Here again, Brat’s candor is welcome and illuminating—as a convicted Calvinist, he can’t begin to give quarter to either positivism or pragmatism, since both movements are hothouses of secular skepticism. Never mind that Brat’s case for the exceptionalist economic value of Protestantism is itself the very essence of results-based and instrumental pragmatism—the larger point, so far as he’s concerned, is to rescue the discipline of economics from its own corrosive scientism. The true faith is simply too valuable to be left in the hands of messengers who distort its cultural mission.
The Postmodern Pulpit
Brat’s critique echoes another notorious academic assault on positivism—the postmodern turn in cultural studies that conservatives made such lurid and enthusiastic sport of during the 1990s. These cultural insurgents, too, pointedly insisted that conventional truth claims collapsed under the weight of their unstated presumptions; they too professed a profound liberationist distrust of Enlightenment reason as a subterfuge of self-interested power. And in reams of philosophical debate, they proudly worked out the consequences of an all-consuming commitment to radical contingency. This worldview was neatly summed up as a “hermeneutics of suspicion,” and in its broad outlines, it connected up with both libertarian and fundamentalist critiques of secular rationality and state-enabled social engineering. All these intellectual movements strikingly asserted, in wildly different contexts, that appeals to an impersonal, disinterested public sphere were simply not to be trusted. The postmodern left’s philosophical affinity with the post-Enlightenment right is truly the love that dare not speak its name.

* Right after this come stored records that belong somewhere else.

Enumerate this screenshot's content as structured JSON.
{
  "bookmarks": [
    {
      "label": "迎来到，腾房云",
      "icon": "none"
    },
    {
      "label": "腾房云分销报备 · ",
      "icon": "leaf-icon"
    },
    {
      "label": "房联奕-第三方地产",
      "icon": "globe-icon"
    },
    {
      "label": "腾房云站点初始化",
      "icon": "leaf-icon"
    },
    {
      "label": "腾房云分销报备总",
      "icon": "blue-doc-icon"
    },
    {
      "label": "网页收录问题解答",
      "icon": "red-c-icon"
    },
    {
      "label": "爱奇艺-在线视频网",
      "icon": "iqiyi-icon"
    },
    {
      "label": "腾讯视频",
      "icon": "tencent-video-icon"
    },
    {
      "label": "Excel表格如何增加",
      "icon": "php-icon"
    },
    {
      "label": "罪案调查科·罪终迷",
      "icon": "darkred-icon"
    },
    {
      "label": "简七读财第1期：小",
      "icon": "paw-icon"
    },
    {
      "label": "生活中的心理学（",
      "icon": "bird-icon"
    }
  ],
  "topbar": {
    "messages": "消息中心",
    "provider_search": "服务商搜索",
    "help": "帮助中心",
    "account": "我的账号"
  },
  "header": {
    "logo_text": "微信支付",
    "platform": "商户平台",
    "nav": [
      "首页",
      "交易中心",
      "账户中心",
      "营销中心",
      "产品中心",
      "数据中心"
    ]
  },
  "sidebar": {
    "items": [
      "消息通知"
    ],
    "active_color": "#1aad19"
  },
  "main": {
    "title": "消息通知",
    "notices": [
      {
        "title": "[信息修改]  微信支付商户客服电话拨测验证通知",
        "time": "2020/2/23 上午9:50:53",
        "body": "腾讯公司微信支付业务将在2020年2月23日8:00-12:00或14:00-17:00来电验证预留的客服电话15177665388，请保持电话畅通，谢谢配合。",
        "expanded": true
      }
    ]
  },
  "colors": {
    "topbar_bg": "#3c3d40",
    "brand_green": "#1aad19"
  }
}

Still, Brat’s assault on Friedman’s positivism is not ill founded—far from it. If any orthodoxy is overdue for a vertiginous encounter with the claims of radical contingency, it’s the serenely world-conquering dogma of neoliberal economics. It is, however, to remind us that there’s nothing inherently progressive about the hermeneutics of suspicion, which can be readily modified to advance any agenda of the moment, from any opportunistic vantage. The propositions that would make such short work of the pitiable conceit of truth and its attendant master narratives are, no less than the leaden pronouncements of positivism, prone to tripping over their own feet of clay and pitching into the abyss.
And that’s why we’re now on the verge of a great new chapter in our post-pragmatist political history: unseating a senior congressional leader and elevating in his place a crusading, academic knight of faith. David Brat may not hold fast to the methods of his academic mentors, but from his perch in the 114th Congress, he’s all but certain to find strange new ways to make their dogmas come to powerful life in the real world.